Our study revealed a high level of agreement among specialists interpreting ultrasound signs. No discrepancies were found in the assessment of the cases between the doctors who performed the ultrasound and the researchers who carried out the repeated analysis of the data of the stored ultrasound images. At the same time, during the repeated analysis, experts noted the presence of additional signs of the pathology in 13 (20.6%) women with PAS.

Comparable results were published in a study by Ali G. et al. (2018) [15]. The authors also found no discrepancies between the interpretation of ultrasound data during the initial study and the repeated examination performed by two researchers. At the same time, the analysis of data in another study [30] showed that repeated assessment of early ultrasound signs of PAS by experts led to a decrease in the number of suspected cases of PAS from 25 (5.4%) to 11 (2.4%), which increased sensitivity from 75% (95% CI: 34.9–96.8%) to 87.5% (95% CI: 47.3–99.7%) and the prognostic value of a positive test from 24.0 (95% CI: 14.8–36.4) to 63.6 (95% CI: 38.9–82.8), respectively. The high level of coincidence in our study can be explained by the fact that the study was performed by doctors of the Perinatal Diagnostic Center specialized in the management and delivery of patients with PAS and these doctors have sufficient clinical experience in performing such studies. Our data prove that the combination of several ultrasound signs increases the diagnostic accuracy of the model. Thus, it is advisable to verify the initial conclusion about the pathological implantation of the gestational sac in the period up to 11 weeks gestation by expert ultrasound assessment and consultation in the shortest possible time to determine further clinical tactics.

Conclusion

The combination of a low position of the gestational sac and the presence of a hematoma in the uterine cavity according to ultrasound data at 5-10 weeks gestation makes it possible to diagnose PAS during the course of pregnancy if likelihood ratio is LR(+)=5.12 (95% CI: 2.98–8.81), LR(-)=0.44 (95% CI: 0.33–0.59), positive predictive value is 98.98 (95% CI: 98.26–99.41); negative predictive value is 10.65 (95% CI: 8.13–13.83) in women with ≥ 1 scar after CS. Thus, ultrasound assessment at an early stage of pregnancy can be used for selective screening of PAS.

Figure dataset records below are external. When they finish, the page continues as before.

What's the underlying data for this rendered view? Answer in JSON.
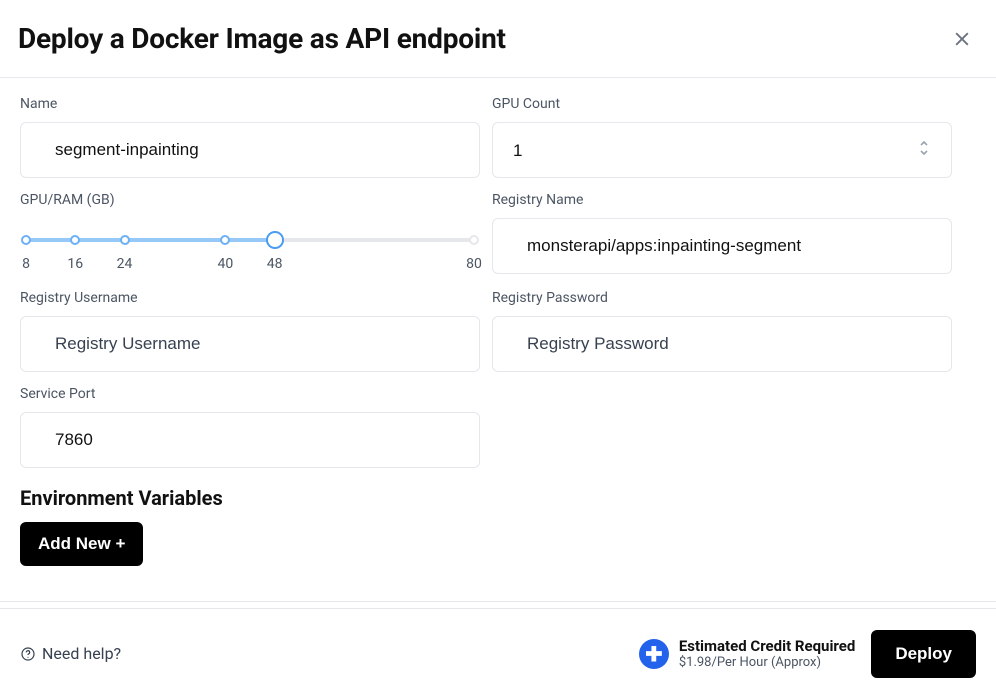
{
  "header": {
    "title": "Deploy a Docker Image as API endpoint"
  },
  "form": {
    "name": {
      "label": "Name",
      "value": "segment-inpainting"
    },
    "gpu_count": {
      "label": "GPU Count",
      "value": "1"
    },
    "gpu_ram": {
      "label": "GPU/RAM (GB)",
      "ticks": [
        {
          "label": "8",
          "pos_pct": 0.0
        },
        {
          "label": "16",
          "pos_pct": 11.0
        },
        {
          "label": "24",
          "pos_pct": 22.0
        },
        {
          "label": "40",
          "pos_pct": 44.5
        },
        {
          "label": "48",
          "pos_pct": 55.5
        },
        {
          "label": "80",
          "pos_pct": 100.0
        }
      ],
      "selected_index": 4,
      "fill_pct": 55.5,
      "track_color": "#e5e7eb",
      "fill_color": "#96c8f8",
      "thumb_border": "#4a9cef"
    },
    "registry_name": {
      "label": "Registry Name",
      "value": "monsterapi/apps:inpainting-segment"
    },
    "registry_user": {
      "label": "Registry Username",
      "placeholder": "Registry Username",
      "value": ""
    },
    "registry_pass": {
      "label": "Registry Password",
      "placeholder": "Registry Password",
      "value": ""
    },
    "service_port": {
      "label": "Service Port",
      "value": "7860"
    },
    "env_heading": "Environment Variables",
    "add_new_label": "Add New +"
  },
  "footer": {
    "help_label": "Need help?",
    "credit_title": "Estimated Credit Required",
    "credit_sub": "$1.98/Per Hour (Approx)",
    "deploy_label": "Deploy"
  },
  "colors": {
    "border": "#e5e7eb",
    "text_muted": "#4b5563",
    "accent_blue": "#2362ea",
    "black": "#000000"
  }
}
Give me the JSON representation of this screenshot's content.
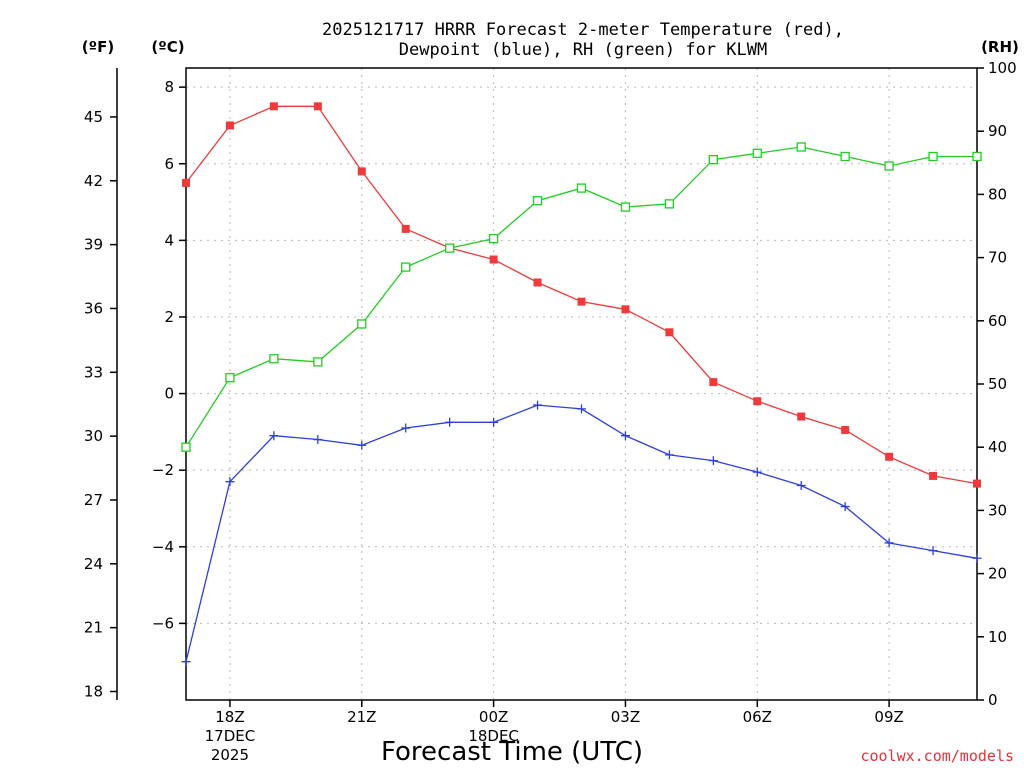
{
  "chart_data": {
    "type": "line",
    "title_line1": "2025121717 HRRR Forecast 2-meter Temperature (red),",
    "title_line2": "Dewpoint (blue), RH (green) for KLWM",
    "xlabel": "Forecast Time (UTC)",
    "credit": "coolwx.com/models",
    "unit_left_outer": "(ºF)",
    "unit_left_inner": "(ºC)",
    "unit_right": "(RH)",
    "x_hours": [
      17,
      18,
      19,
      20,
      21,
      22,
      23,
      24,
      25,
      26,
      27,
      28,
      29,
      30,
      31,
      32,
      33,
      34,
      35
    ],
    "x_ticks": [
      {
        "hour": 18,
        "label": "18Z",
        "sub1": "17DEC",
        "sub2": "2025"
      },
      {
        "hour": 21,
        "label": "21Z"
      },
      {
        "hour": 24,
        "label": "00Z",
        "sub1": "18DEC"
      },
      {
        "hour": 27,
        "label": "03Z"
      },
      {
        "hour": 30,
        "label": "06Z"
      },
      {
        "hour": 33,
        "label": "09Z"
      }
    ],
    "xlim": [
      17,
      35
    ],
    "celsius_axis": {
      "ylim": [
        -8,
        8.5
      ],
      "ticks": [
        -6,
        -4,
        -2,
        0,
        2,
        4,
        6,
        8
      ]
    },
    "fahrenheit_axis": {
      "ticks": [
        18,
        21,
        24,
        27,
        30,
        33,
        36,
        39,
        42,
        45
      ]
    },
    "rh_axis": {
      "ylim": [
        0,
        100
      ],
      "ticks": [
        0,
        10,
        20,
        30,
        40,
        50,
        60,
        70,
        80,
        90,
        100
      ]
    },
    "colors": {
      "temperature": "#ee3a3a",
      "dewpoint": "#2c3fdc",
      "rh": "#22cc22"
    },
    "series": [
      {
        "name": "Temperature",
        "axis": "C",
        "marker": "filled-square",
        "values": [
          5.5,
          7.0,
          7.5,
          7.5,
          5.8,
          4.3,
          3.8,
          3.5,
          2.9,
          2.4,
          2.2,
          1.6,
          0.3,
          -0.2,
          -0.6,
          -0.95,
          -1.65,
          -2.15,
          -2.35
        ]
      },
      {
        "name": "Dewpoint",
        "axis": "C",
        "marker": "plus",
        "values": [
          -7.0,
          -2.3,
          -1.1,
          -1.2,
          -1.35,
          -0.9,
          -0.75,
          -0.75,
          -0.3,
          -0.4,
          -1.1,
          -1.6,
          -1.75,
          -2.05,
          -2.4,
          -2.95,
          -3.9,
          -4.1,
          -4.3
        ]
      },
      {
        "name": "RH",
        "axis": "RH",
        "marker": "open-square",
        "values": [
          40,
          51,
          54,
          53.5,
          59.5,
          68.5,
          71.5,
          73,
          79,
          81,
          78,
          78.5,
          85.5,
          86.5,
          87.5,
          86,
          84.5,
          86,
          86
        ]
      }
    ]
  }
}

The strengths of the study are prospective data as it was possible to include in the analysis patients with a normal placenta position in the third trimester of pregnancy, since in the first trimester of pregnancy it is impossible to accurately predict the placenta previa by the end of pregnancy; objective risk factors for PAS (the presence of a scar on the uterus after CS, or other surgery on the uterus) made it possible to reduce the risk of a mistake in determining the diagnostic capabilities of the test after evaluating the analyzed parameters in the group formed before the test; stratification of the analysis by the degree of invasion of the placenta and evaluation of specificity.

The limitations of the study are retrospective design, exclusion of a large number of patients from the study due to the lack of saved early ultrasound data for retrospective analysis, the lack of data on standardization of Doppler unit settings during the study, the inability to evaluate all ultrasound signs suggestive of PAS, in the absence of saved images. The study did not include the patients whose pregnancy was terminated before the stage of viability (miscarriages, pregnancy in the scar after CS, elective abortion, PAS with bleeding up to 22 weeks gestation). The results are relevant only to women with a previous uterine scar. However, PAS is known to occur even in women without classical risk factors.

The clinical significance of the data of early selective ultrasound screening of PAS in patients with a uterine scar requires validation by large-scale prospective studies.